The itertools crate has several useful methods for this, such as Itertools::tuples. Example:

use itertools::Itertools;

fn main() {
    for (a, b) in "Hello world!".chars().tuples() {
        println!("{} {}", a, b);
    }
}

(Playground)

1 Like

You can also implement this fairly easily without a dependency and without confining the iterator item to tuples of any maximum length, by writing an iterator that is generic over arrays instead: Playground.

fn by_chars<'a, T>(s: &'a str) -> impl Iterator<Item=T> + 'a
    where
        T: Default + 'a,
        for<'b> &'b mut T: IntoIterator<Item=&'b mut char>
{
    struct NChars<'c, U> {
        inner: std::str::Chars<'c>,
        _phantom: std::marker::PhantomData<U>
    }
    
    impl<'c, U> Iterator for NChars<'c, U>
        where
            U: Default + 'c,
            for<'d> &'d mut U: IntoIterator<Item=&'d mut char>
    {
        type Item = U;
        
        fn next(&mut self) -> Option<Self::Item> {
            let mut item = U::default();
            
            for ptr in &mut item {
                *ptr = self.inner.next()?;
            }
            
            Some(item)
        }
    }
    
    NChars {
        inner: s.chars(),
        _phantom: std::marker::PhantomData,
    }
}

fn main() {
    for chunk in by_chars::<[char; 2]>("Hello World!") {
        println!("{} {}", chunk[0], chunk[1]);
    }
}

You can also adjust this so that it returns a subslice into the strings instead of an array of char, like this:

/// `n: NonZeroUsize` because one can't iterate by 0 chars
fn by_chars(s: &str, n: NonZeroUsize) -> impl Iterator<Item=&str> {
    struct NChars<'c> {
        inner: std::str::Chars<'c>,
        n: usize,
    }
    
    impl<'c> Iterator for NChars<'c> {
        type Item = &'c str;
        
        fn next(&mut self) -> Option<Self::Item> {
            let string = self.inner.as_str();
            let len = self.inner.by_ref().take(self.n).map(char::len_utf8).sum();

            if len > 0 {
                Some(&string[..len])
            } else {
                None
            }
        }
    }
    
    NChars {
        inner: s.chars(),
        n: n.into(),
    }
}

Incidentally, what are you using this for?

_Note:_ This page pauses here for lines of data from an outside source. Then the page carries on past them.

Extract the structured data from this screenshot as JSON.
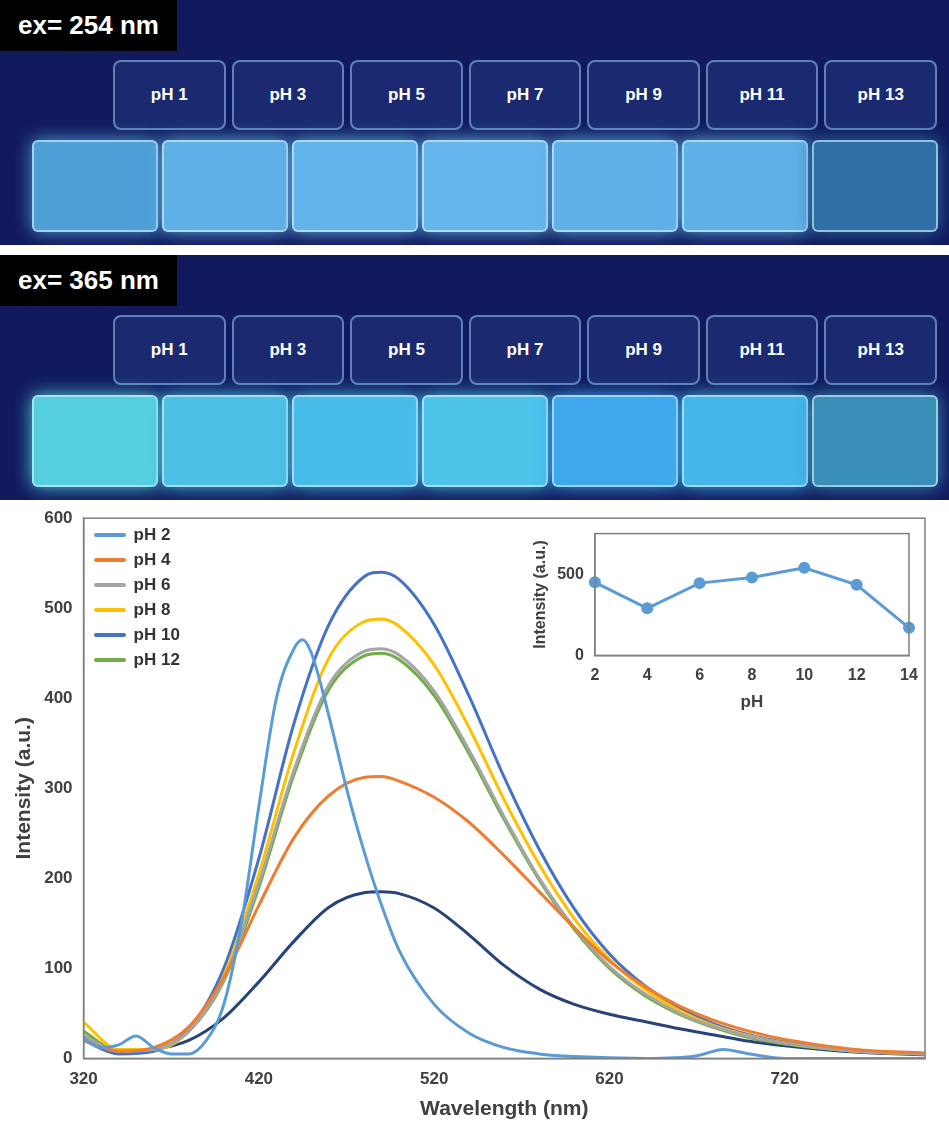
{
  "photo_panels": [
    {
      "label": "ex= 254 nm",
      "samples": [
        "pH 1",
        "pH 3",
        "pH 5",
        "pH 7",
        "pH 9",
        "pH 11",
        "pH 13"
      ],
      "colors": [
        "#4d9fd6",
        "#5fb0e6",
        "#63b4ea",
        "#66b6ec",
        "#60b0e8",
        "#5fb0e6",
        "#2f6fa8"
      ]
    },
    {
      "label": "ex= 365 nm",
      "samples": [
        "pH 1",
        "pH 3",
        "pH 5",
        "pH 7",
        "pH 9",
        "pH 11",
        "pH 13"
      ],
      "colors": [
        "#55cfe0",
        "#4cc0e6",
        "#48bce8",
        "#4dc3ea",
        "#3fa8ec",
        "#45b6ea",
        "#3a8fb8"
      ]
    }
  ],
  "chart_data": [
    {
      "type": "line",
      "x_label": "Wavelength (nm)",
      "y_label": "Intensity (a.u.)",
      "xlim": [
        320,
        800
      ],
      "xticks": [
        320,
        420,
        520,
        620,
        720
      ],
      "ylim": [
        0,
        600
      ],
      "yticks": [
        0,
        100,
        200,
        300,
        400,
        500,
        600
      ],
      "grid": false,
      "legend": "upper left",
      "series": [
        {
          "name": "pH 2",
          "color": "#5b9bd5",
          "x": [
            320,
            330,
            340,
            350,
            360,
            370,
            380,
            390,
            400,
            410,
            420,
            430,
            440,
            445,
            450,
            460,
            470,
            480,
            490,
            500,
            520,
            540,
            560,
            580,
            600,
            640,
            670,
            685,
            700,
            720,
            760,
            800
          ],
          "values": [
            22,
            12,
            15,
            25,
            12,
            5,
            5,
            20,
            60,
            150,
            280,
            400,
            455,
            465,
            450,
            380,
            300,
            230,
            170,
            120,
            60,
            28,
            12,
            5,
            2,
            0,
            3,
            10,
            5,
            0,
            0,
            0
          ]
        },
        {
          "name": "pH 4",
          "color": "#ed7d31",
          "x": [
            320,
            340,
            360,
            380,
            400,
            420,
            440,
            460,
            480,
            490,
            500,
            520,
            540,
            560,
            580,
            600,
            620,
            640,
            660,
            680,
            700,
            720,
            760,
            800
          ],
          "values": [
            20,
            8,
            12,
            35,
            90,
            170,
            245,
            292,
            312,
            313,
            308,
            290,
            262,
            225,
            185,
            145,
            108,
            80,
            58,
            42,
            30,
            21,
            10,
            6
          ]
        },
        {
          "name": "pH 6",
          "color": "#a5a5a5",
          "x": [
            320,
            340,
            360,
            380,
            400,
            420,
            440,
            460,
            480,
            490,
            500,
            520,
            540,
            560,
            580,
            600,
            620,
            640,
            660,
            680,
            700,
            720,
            760,
            800
          ],
          "values": [
            25,
            8,
            10,
            30,
            88,
            195,
            320,
            415,
            452,
            455,
            448,
            408,
            342,
            268,
            200,
            145,
            102,
            72,
            50,
            35,
            24,
            17,
            8,
            5
          ]
        },
        {
          "name": "pH 8",
          "color": "#ffc000",
          "x": [
            320,
            340,
            360,
            380,
            400,
            420,
            440,
            460,
            480,
            490,
            500,
            520,
            540,
            560,
            580,
            600,
            620,
            640,
            660,
            680,
            700,
            720,
            760,
            800
          ],
          "values": [
            40,
            10,
            10,
            30,
            92,
            205,
            340,
            445,
            485,
            488,
            480,
            437,
            367,
            287,
            215,
            155,
            110,
            77,
            53,
            36,
            25,
            17,
            8,
            5
          ]
        },
        {
          "name": "pH 10",
          "color": "#4472c4",
          "x": [
            320,
            340,
            360,
            380,
            400,
            420,
            440,
            460,
            480,
            490,
            500,
            520,
            540,
            560,
            580,
            600,
            620,
            640,
            660,
            680,
            700,
            720,
            760,
            800
          ],
          "values": [
            20,
            5,
            8,
            32,
            100,
            222,
            372,
            482,
            535,
            540,
            532,
            482,
            402,
            312,
            232,
            166,
            116,
            81,
            56,
            38,
            26,
            18,
            8,
            5
          ]
        },
        {
          "name": "pH 12",
          "color": "#70ad47",
          "x": [
            320,
            340,
            360,
            380,
            400,
            420,
            440,
            460,
            480,
            490,
            500,
            520,
            540,
            560,
            580,
            600,
            620,
            640,
            660,
            680,
            700,
            720,
            760,
            800
          ],
          "values": [
            30,
            8,
            10,
            30,
            86,
            190,
            315,
            410,
            447,
            450,
            443,
            403,
            338,
            265,
            198,
            143,
            100,
            70,
            49,
            34,
            23,
            16,
            8,
            5
          ]
        },
        {
          "name": null,
          "color": "#264478",
          "x": [
            320,
            340,
            360,
            380,
            400,
            420,
            440,
            460,
            480,
            490,
            500,
            520,
            540,
            560,
            580,
            600,
            620,
            640,
            660,
            680,
            700,
            720,
            760,
            800
          ],
          "values": [
            25,
            8,
            10,
            20,
            45,
            85,
            130,
            168,
            184,
            185,
            183,
            167,
            137,
            103,
            77,
            60,
            49,
            41,
            33,
            26,
            19,
            14,
            7,
            4
          ]
        }
      ]
    },
    {
      "type": "line",
      "x_label": "pH",
      "y_label": "Intensity (a.u.)",
      "x": [
        2,
        4,
        6,
        8,
        10,
        12,
        14
      ],
      "values": [
        450,
        290,
        445,
        480,
        540,
        435,
        170
      ],
      "color": "#5b9bd5",
      "marker": "circle",
      "xlim": [
        2,
        14
      ],
      "xticks": [
        2,
        4,
        6,
        8,
        10,
        12,
        14
      ],
      "ylim": [
        0,
        750
      ],
      "yticks": [
        0,
        500
      ],
      "grid": false
    }
  ]
}
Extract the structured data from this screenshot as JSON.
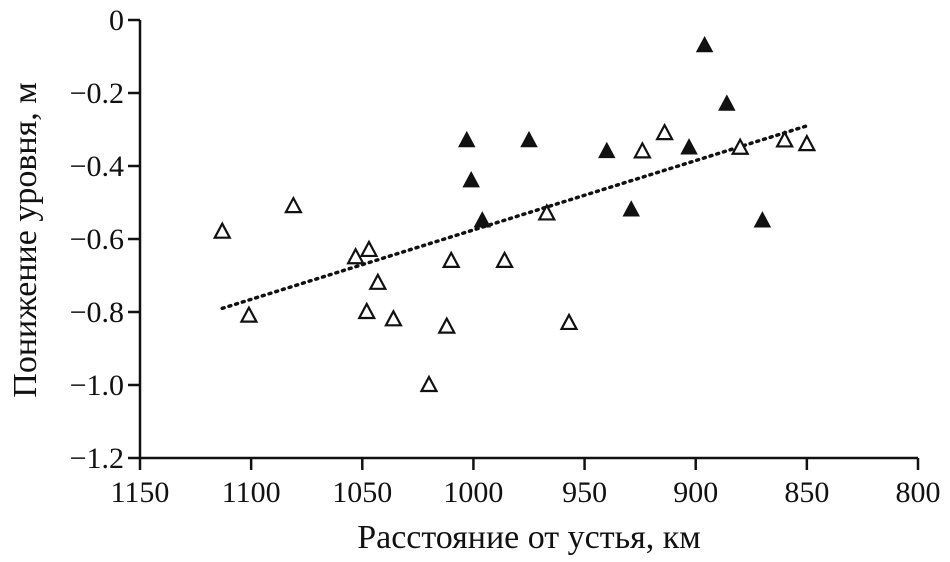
{
  "chart_data": {
    "type": "scatter",
    "title": "",
    "xlabel": "Расстояние от устья, км",
    "ylabel": "Понижение уровня, м",
    "xlim": [
      1150,
      800
    ],
    "ylim": [
      -1.2,
      0
    ],
    "x_reversed": true,
    "grid": false,
    "x_ticks": [
      1150,
      1100,
      1050,
      1000,
      950,
      900,
      850,
      800
    ],
    "x_tick_labels": [
      "1150",
      "1100",
      "1050",
      "1000",
      "950",
      "900",
      "850",
      "800"
    ],
    "y_ticks": [
      0,
      -0.2,
      -0.4,
      -0.6,
      -0.8,
      -1.0,
      -1.2
    ],
    "y_tick_labels": [
      "0",
      "−0.2",
      "−0.4",
      "−0.6",
      "−0.8",
      "−1.0",
      "−1.2"
    ],
    "series": [
      {
        "name": "open-triangles",
        "marker": "triangle-open",
        "points": [
          [
            1113,
            -0.58
          ],
          [
            1101,
            -0.81
          ],
          [
            1081,
            -0.51
          ],
          [
            1053,
            -0.65
          ],
          [
            1047,
            -0.63
          ],
          [
            1043,
            -0.72
          ],
          [
            1048,
            -0.8
          ],
          [
            1036,
            -0.82
          ],
          [
            1020,
            -1.0
          ],
          [
            1012,
            -0.84
          ],
          [
            1010,
            -0.66
          ],
          [
            986,
            -0.66
          ],
          [
            967,
            -0.53
          ],
          [
            957,
            -0.83
          ],
          [
            924,
            -0.36
          ],
          [
            914,
            -0.31
          ],
          [
            880,
            -0.35
          ],
          [
            860,
            -0.33
          ],
          [
            850,
            -0.34
          ]
        ]
      },
      {
        "name": "filled-triangles",
        "marker": "triangle-filled",
        "points": [
          [
            1003,
            -0.33
          ],
          [
            1001,
            -0.44
          ],
          [
            996,
            -0.55
          ],
          [
            975,
            -0.33
          ],
          [
            940,
            -0.36
          ],
          [
            929,
            -0.52
          ],
          [
            903,
            -0.35
          ],
          [
            896,
            -0.07
          ],
          [
            886,
            -0.23
          ],
          [
            870,
            -0.55
          ]
        ]
      }
    ],
    "trendline": {
      "style": "dotted",
      "from": [
        1113,
        -0.79
      ],
      "to": [
        850,
        -0.29
      ]
    }
  }
}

Remember that char does not correspond to a human-readable character; it's a Unicode code point instead. If you want to iterate human-readable "characters", you'd have to use something like str::grapheme_clusters() from the unicode_segmentation crate, and a very slight variation on the above piece of code.

5 Likes

Perhaps a combination of windows and step_by:

let iter = slice.windows(2).step_by(2);

...even better from @cuviper: slice.chunks_exact(2).

Playground

1 Like

If the window and step size are the same, you can use chunks_exact(2).
(Assuming you have a slice, but I think the OP does not.)

2 Likes

Even better.

It's possible the conversion to slice is an issue. But it did seem like something to consider anyway.